The absurdity factor rose from there. Some 45 minutes later, we realized we were on some rural road, and suddenly half the people in the marshrutka got out and were loading things. And then they returned to the bus, cigarettes still lit, and continued on via a much bigger road. I just laughed. Absurd. Still no idea what was going on then.
It grew steadily colder as we continued inland into the mountains. Whereas I had worn just long sleeves in Batumi, suddenly there was a lot of snow on the ground. Around 22:30 or 23:00 we had a rest stop an a roadside restaurant, where the driver invited Gillian and me to sit down and eat with him. At first i was alone, and we chatted in Russian. He asked where we were from, where I had learned Russian, whether it was my first time in Georgia, etc. Gillian joined us, and we continued to chat, with me as translator. Eventually he asked how old we were and whether we were married. Upon receiving a negative answer, he promised he was a real bachelor and proposed one of us marry him. He focused on me first, then it became more fun with Gill, since then it involved both of us (talking to me, me translating). But we were offered a nice house, with cows and a big family! Not bad for a first marriage proposal, I feel. He did say he wouldn’t learn English, though. I think I had to turn him down for my parents’ sake. A real shame… I could have had 50 cows! On the bright side, he paid for our food.

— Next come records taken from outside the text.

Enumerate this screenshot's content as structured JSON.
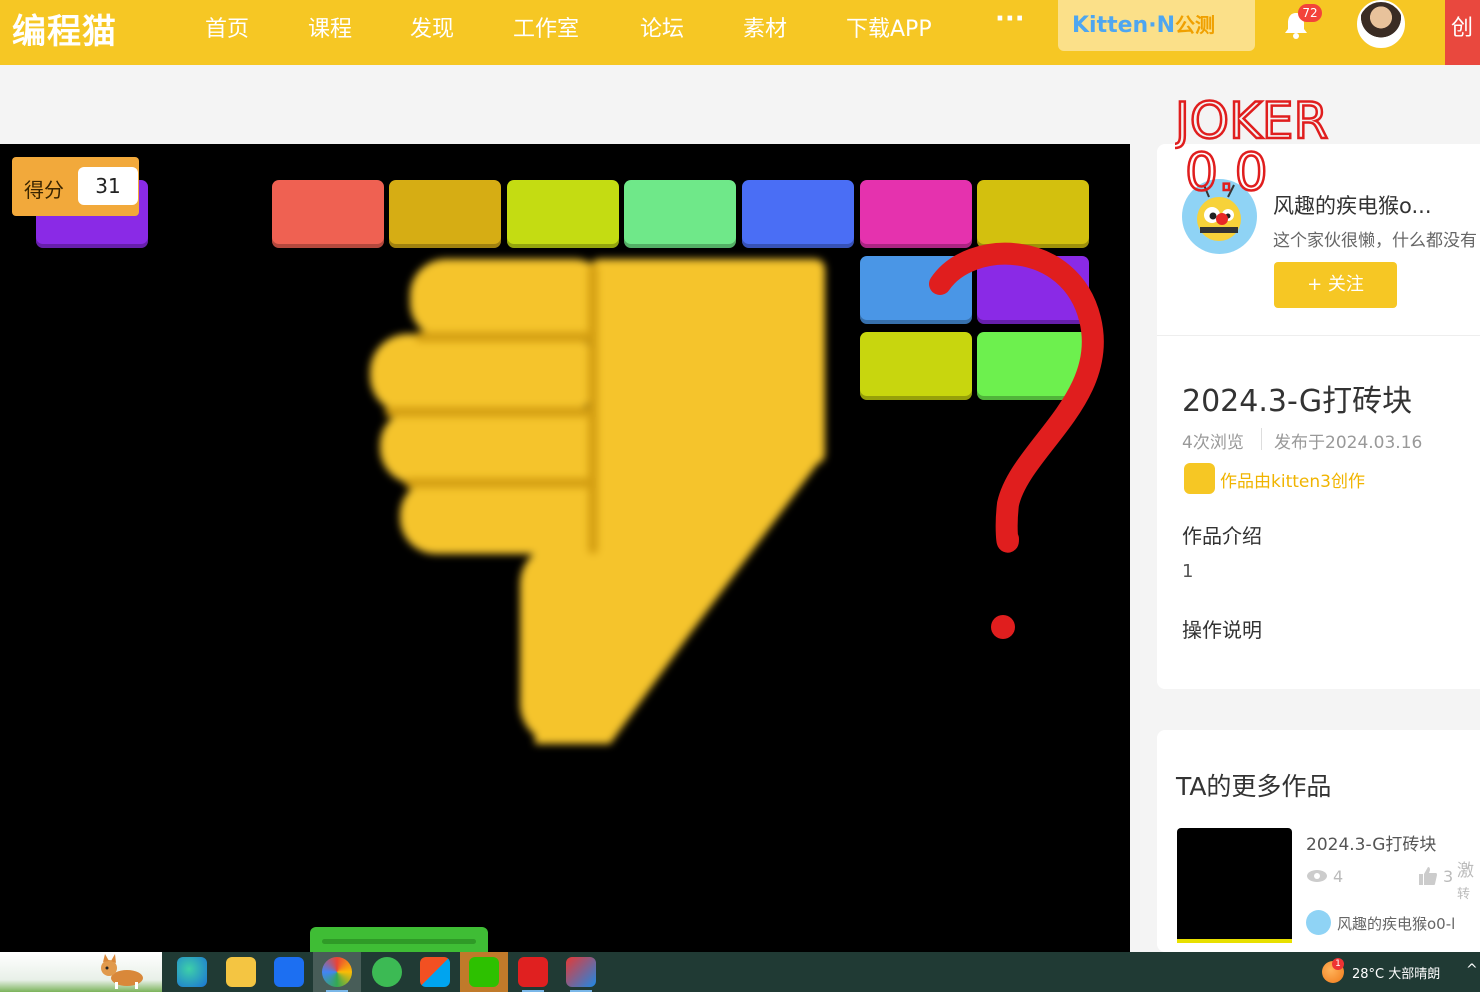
{
  "nav": {
    "logo": "编程猫",
    "items": [
      "首页",
      "课程",
      "发现",
      "工作室",
      "论坛",
      "素材",
      "下载APP"
    ],
    "more": "···",
    "kitten_brand": "Kitten·N",
    "kitten_tag": "公测",
    "notification_count": "72",
    "red_tab_text": "创"
  },
  "game": {
    "score_label": "得分",
    "score_value": "31",
    "brick_colors": {
      "row1": [
        "#ef6152",
        "#d6ad14",
        "#c4dc12",
        "#6fe889",
        "#4a6ef5",
        "#e532ae",
        "#d3c00e"
      ],
      "row2": [
        "#4a96e6",
        "#8a2ae6"
      ],
      "row3": [
        "#c8d60e",
        "#6df04e"
      ],
      "extra": "#8a2ae6"
    }
  },
  "annotation": {
    "joker_text": "JOKER",
    "joker_sub": "0.0"
  },
  "author": {
    "name": "风趣的疾电猴o...",
    "bio": "这个家伙很懒，什么都没有",
    "follow_label": "+ 关注"
  },
  "work": {
    "title": "2024.3-G打砖块",
    "views": "4次浏览",
    "published": "发布于2024.03.16",
    "made_by": "作品由kitten3创作",
    "intro_heading": "作品介绍",
    "intro_text": "1",
    "ops_heading": "操作说明"
  },
  "more_works": {
    "heading": "TA的更多作品",
    "items": [
      {
        "title": "2024.3-G打砖块",
        "views": "4",
        "likes": "3",
        "extra_top": "激",
        "extra_bottom": "转",
        "author": "风趣的疾电猴o0-l"
      }
    ]
  },
  "taskbar": {
    "weather_badge": "1",
    "weather_text": "28°C  大部晴朗",
    "tray_chevron": "^"
  }
}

So, next morning now. More misadventure behind us. We arrived in Tbilisi at 2am, not exactly convenient. After looking up some cheap places to stay, we had no luck finding anything, forcing us to admit defeat and find a nice hotel for $60 for the two of us. C’est la vie, hopefully we will do better tonight. Nice place, though. Free breakfast, free wifi–living the luxury in Tbilisi! Still, all things considered, not a bad beginning to our adventures.